The first part of the study investigated the neural innervation in different sites of the sole of the foot using two different staining techniques. 1) Staining for the Nav1.7 antigen (small nociceptive fibers) and 2) the Sihler whole nerve technique (myelinated part of the nerve). No differences in innervation densities were found across the sole of the foot using the two staining techniques: Nav1.7 immunochemistry (small nociceptive fibers (1-way ANOVA, NS)) and the Sihler’s method (myelinated nerve fibers (1-way ANOVA, NS)). However, the results indicate that there are no nociceptive intraepidermal nerve fibers (IENFs) innervating the heel.

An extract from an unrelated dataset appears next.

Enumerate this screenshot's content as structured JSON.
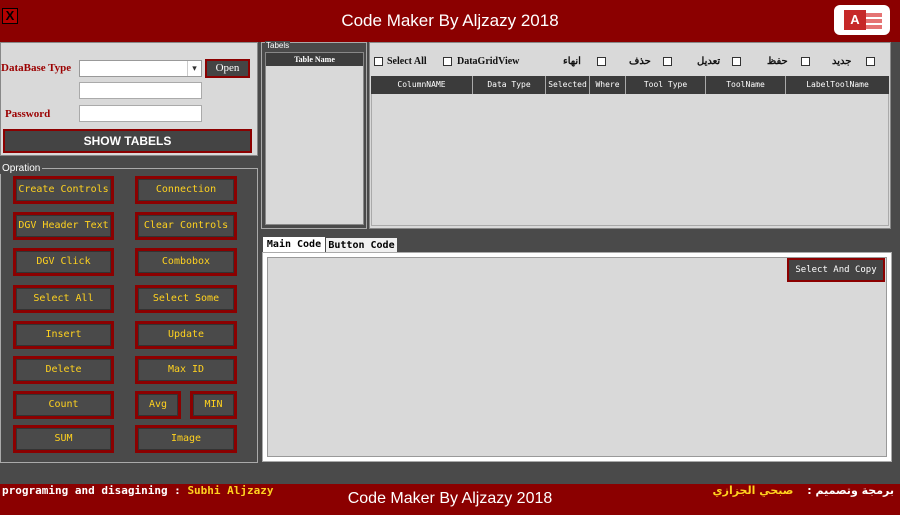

Secondly, mathematical modeling was used to investigate to what degree differences in skin thicknesses affect the activation thresholds of Aδ and Aβ fibers in the sole of the foot. The modeling comprised finite element analysis of the volume conduction combined with a passive model of the activation of branching cutaneous nerve fibers. The model included three different sites in the sole of the foot (forefoot, arch and heel) and three different electrode sizes (diameters: 9.1, 12.9, and 18.3 mm). For each of the 9 combinations of site and electrode size, a total of 3000 Aβ fibers and 300 Aδ fibers was modeled. The computer simulation of the effects of skin thicknesses and innervation densities on thresholds of modeled Aδ and Aβ fibers did not reveal differences in pain and perception thresholds across the foot sole as have been observed experimentally. Instead a lack of IENFs at the heel decreased the electrical activation thresholds compared to models including IENFs.
The nerve staining and modeling results do not explain differences in NWR thresholds across the sole of the foot which may suggest that central mechanisms contribute to variation in NWR excitability across the sole of the foot.